Paru dans Scolaire le mardi 05 décembre 2017.

Des résultats "très insatisfaisants", "préoccupants", "qui ne sont pas dignes de notre pays", auxquels "on ne peut se résoudre". Jean-Michel Blanquer a ouvert, ce 5 décembre, sa conférence de presse de présentation des résultats de PIRLS [Programme international de recherche en lecture scolaire] avec le visage grave et des mots très forts. Le ministre de l'Education nationale évoque le score moyen des élèves français de CM1, 511 points, contre 540 pour la moyenne des 24 pays européens qui ont participé à l'enquête, et souligne une baisse continue du niveau depuis 2001 (525 points), particulièrement nette entre 2011 (520 points) et 2016, alors que d'autres pays voient leur score s'améliorer. 

Ce résultat "conforte" les stratégies mises en oeuvre pour apporter "une réponse structurelle", de long terme, à "la maîtrise insuffisante des fondamentaux", poursuit le ministre.
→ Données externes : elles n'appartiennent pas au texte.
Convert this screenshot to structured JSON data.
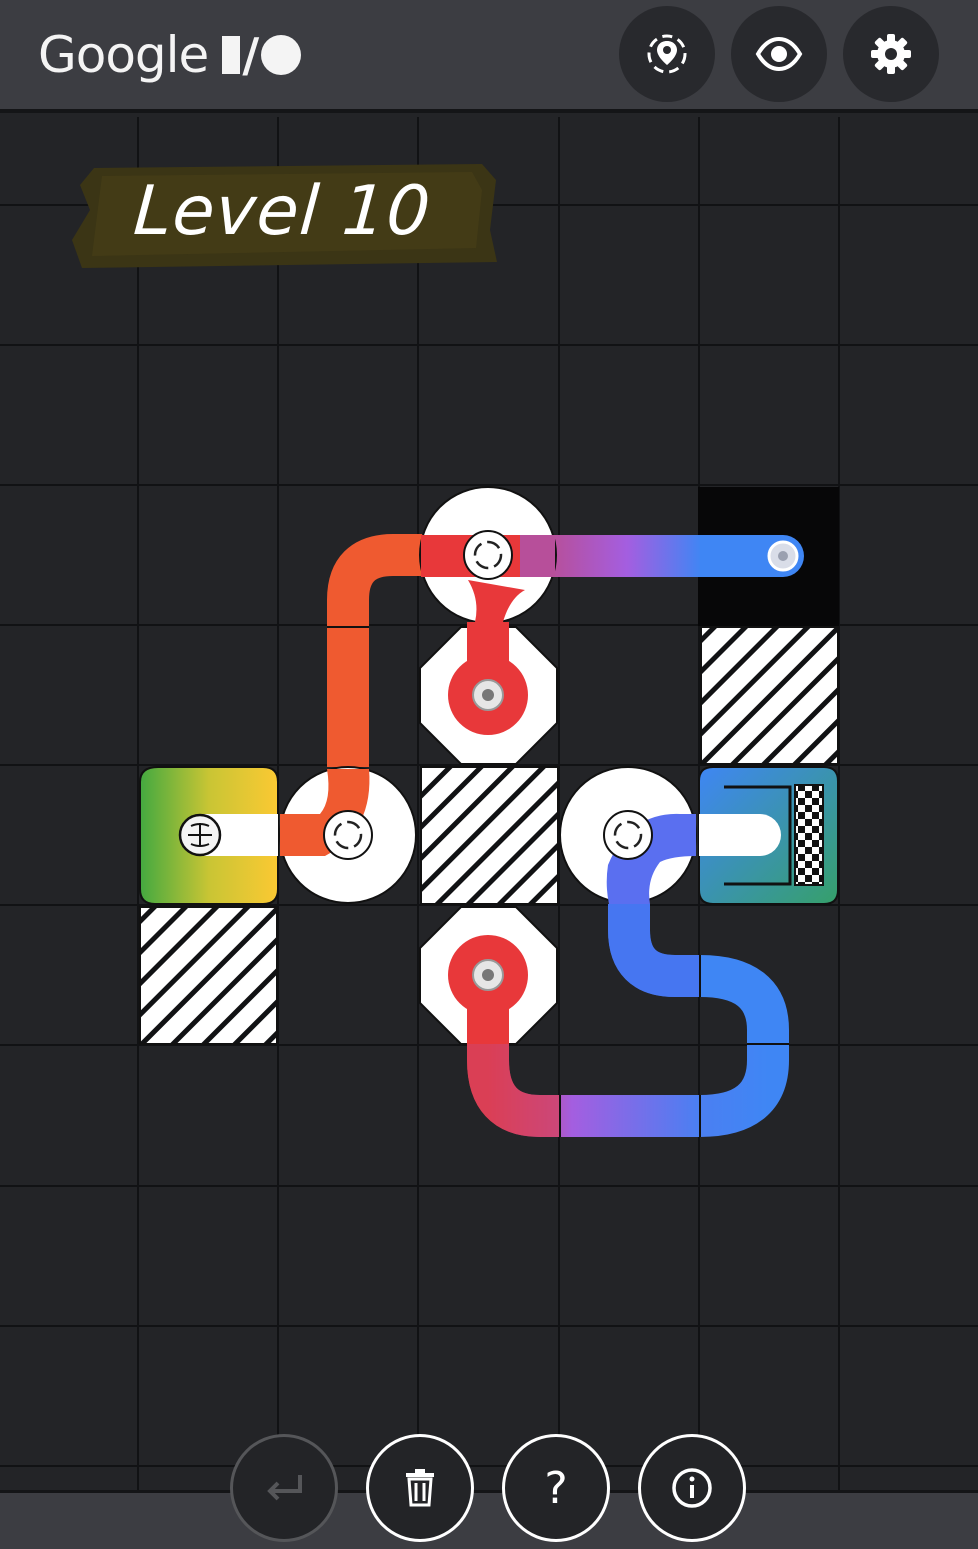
{
  "header": {
    "logo_text": "Google",
    "buttons": [
      {
        "name": "location-button",
        "icon": "location-pin-icon"
      },
      {
        "name": "view-button",
        "icon": "eye-icon"
      },
      {
        "name": "settings-button",
        "icon": "gear-icon"
      }
    ]
  },
  "level": {
    "label": "Level 10"
  },
  "toolbar": {
    "undo": {
      "icon": "undo-arrow-icon",
      "enabled": false
    },
    "delete": {
      "icon": "trash-icon",
      "enabled": true
    },
    "help": {
      "icon": "question-mark-icon",
      "label": "?",
      "enabled": true
    },
    "info": {
      "icon": "info-icon",
      "enabled": true
    }
  },
  "colors": {
    "background": "#232427",
    "header": "#3c3d42",
    "grid_line": "#111214",
    "track_red": "#e8383a",
    "track_orange": "#ef5a30",
    "track_purple": "#a45ee0",
    "track_blue": "#3f86f4",
    "start_green": "#43a940",
    "start_yellow": "#fbc933"
  }
}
Il rappelle la mise en place du dédoublement des CP, 2 200 classes cette année, une mesure dont les "premiers échos sont positifs", elle concernera l'an prochain 3 500 classes de REP, et la réforme "sera engagée pour les CE1" qui devraient être tous dédoublés (REP et REP+) à la rentrée 2019, soit 340 000 élèves concernés. 

Mais ces mesures quantitatives doivent s'accompagner d'un "volontarisme pédagogique", et il revient au ministère d' "indiquer un cap". Jean-Michel Blanquer n'entend pas remettre en cause la "liberté pédagogique", puisqu'il veut encourager l'innovation, et qu'il invite les enseignants à user de leurs "marges de liberté", mais celle-ci n'est pas "l'anarchisme pédagogique", elle doit être "éclairée", s'inscrire "dans le cadre des lumières que nous apporte la science". C'est d'ailleurs la raison d'être du Conseil scientifique qu'il constitue, présidé par Stanislas Dehaene, mais qui réunira "des spécialistes de toutes les disciplines", car les "sciences cognitives ne sont pas l'alpha et l'oméga de la science", même si on ne peut les ignorer. Il cite parmi les autres disciplines la psychologie, la sociologie, l'économie [mais pas les sciences de l'éducation, ndlr] et, plus avant dans son discours, les noms d'Alain Bentolila et de Roland Goigoux. Il compte s'appuyer également sur "les instances existantes", le CNESCO dont il salue le travail mené sous la présidence de Nathalie Mons, et le CSP appelé à "une nouvelle étape". Le Conseil supérieur des programmes devra en effet procéder à leur "clarification", à des "ajustements" et donner des "repères annuels" qui sont "très utiles", même si le ministre se dit "très attaché à la cohérence des cycles". 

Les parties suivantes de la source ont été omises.